What can churches do to thwart the efforts of abusers to groom and abuse children and teens? An important first step is the creation of written safety and security policies that are consistently enforced at all times with no exceptions or exemptions for leaders. There are at least five imperatives that should be required in every policy statement.

The two-adult rule
There should always be at least two adults over the legal age of 18 in any classroom or ministry setting. These two adults should not be a married couple since spouses cannot be compelled to testify against one another in court. If a married couple is allowed to work together, a third non-related adult should also be in the room. No adult or older child should ever be alone with a child.

The six-month rule
Anyone volunteering with children or youth must be an active church member for at least six months before access is granted to serve with children or youth. If a person chooses to not join the church, there should be active attendance of at least one year.

Background screening
Every worker should be required to undergo a criminal background check before serving with children and youth. Background checks should be repeated at least once every three years and ideally at least once a year. It is important to recognize that screening is only one step in providing a safe ministry environment. Less than 10 percent of abuse is reported to the authorities, and a conviction is required before abuse goes on a person’s criminal record. Screening is never the only step a church should take to protect their children and youth.
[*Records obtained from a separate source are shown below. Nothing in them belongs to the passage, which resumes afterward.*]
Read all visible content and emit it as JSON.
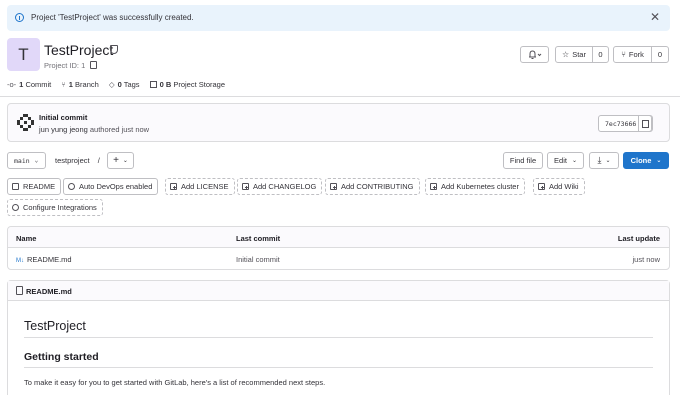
{
  "alert": {
    "message": "Project 'TestProject' was successfully created."
  },
  "project": {
    "avatar_letter": "T",
    "name": "TestProject",
    "id_label": "Project ID: 1"
  },
  "actions": {
    "star_label": "Star",
    "star_count": "0",
    "fork_label": "Fork",
    "fork_count": "0"
  },
  "stats": {
    "commits_num": "1",
    "commits_label": "Commit",
    "branches_num": "1",
    "branches_label": "Branch",
    "tags_num": "0",
    "tags_label": "Tags",
    "storage_num": "0 B",
    "storage_label": "Project Storage"
  },
  "last_commit": {
    "title": "Initial commit",
    "author": "jun yung jeong",
    "meta": " authored just now",
    "sha": "7ec73666"
  },
  "toolbar": {
    "branch": "main",
    "path": "testproject",
    "path_sep": "/",
    "add": "+",
    "find_file": "Find file",
    "edit": "Edit",
    "clone": "Clone"
  },
  "suggestions": [
    "README",
    "Auto DevOps enabled",
    "Add LICENSE",
    "Add CHANGELOG",
    "Add CONTRIBUTING",
    "Add Kubernetes cluster",
    "Add Wiki",
    "Configure Integrations"
  ],
  "files": {
    "headers": {
      "name": "Name",
      "last_commit": "Last commit",
      "last_update": "Last update"
    },
    "rows": [
      {
        "name": "README.md",
        "commit": "Initial commit",
        "updated": "just now"
      }
    ]
  },
  "readme": {
    "filename": "README.md",
    "h1": "TestProject",
    "h2": "Getting started",
    "para": "To make it easy for you to get started with GitLab, here's a list of recommended next steps."
  },
  "colors": {
    "primary": "#1f75cb",
    "info_bg": "#e9f3fc",
    "avatar_bg": "#e1d8f9"
  }
}
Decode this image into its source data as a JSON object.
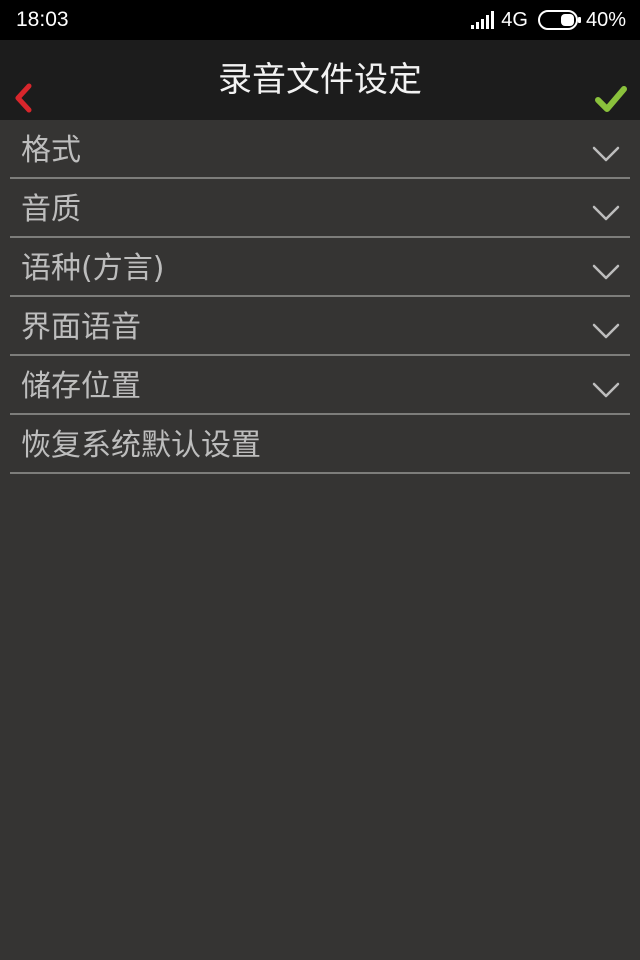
{
  "status_bar": {
    "time": "18:03",
    "network": "4G",
    "battery": "40%",
    "battery_level": 0.4,
    "icons": [
      "signal-icon",
      "battery-icon"
    ]
  },
  "header": {
    "title": "录音文件设定",
    "back_icon": "chevron-left-icon",
    "confirm_icon": "checkmark-icon",
    "back_color": "#d8262c",
    "confirm_color": "#8ac13c"
  },
  "settings": {
    "items": [
      {
        "label": "格式",
        "expandable": true
      },
      {
        "label": "音质",
        "expandable": true
      },
      {
        "label": "语种(方言)",
        "expandable": true
      },
      {
        "label": "界面语音",
        "expandable": true
      },
      {
        "label": "储存位置",
        "expandable": true
      },
      {
        "label": "恢复系统默认设置",
        "expandable": false
      }
    ]
  },
  "colors": {
    "background": "#353433",
    "header_background": "#1c1c1c",
    "status_background": "#000000",
    "text": "#bdbdbd",
    "divider": "#7d7d7b"
  }
}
Interviews and reference checks are another part of the vetting process that must occur before clearing a new volunteer to serve.

Secure drop-off and pickup procedures
A secure system for dropping off and picking up of children ensures that the person who receives a child at the end of a teaching session has the authorization to do so. This can be accomplished with sign-in sheets, matching name tags or an electronic check-in system.

Clear sightlines into every room
There should never be a location in the church in which an outside observer cannot see what is occurring in the room, even in offices and adult classroom spaces. Parents, likewise, should always have their children in view after services or teaching sessions end.

Churches can be a source for equipping parents on how to spot potential abusers. Training for parents on how to have important conversations with their children about personal privacy and what to do if they are uncomfortable around certain adults or older teens is a great way to help in the protection of children and teens.

If there is an allegation of abuse by a church volunteer or staff member, a formal report to law authorities must be made within 24 hours of receiving the allegation. North Carolina has a mandatory reporting law for in cases where there is cause to suspect child abuse, neglect or dependency. Clergy are not exempt from this statute. If the staff member or volunteer is currently serving with children or youth, they should be removed from service until the allegation is resolved. The confidentiality and seriousness of the allegation by the victim should be respected at all times.

God has entrusted the care and nurture of children to parents and the church. Churches must do everything they can to be worthy of this trust. For more information about what your church can do, check out the resources available at ncbaptist.org/children.

EDITOR’S NOTE: Cheryl Markland serves as the senior consultant for the Childhood Ministry of the Baptist State Convention of North Carolina.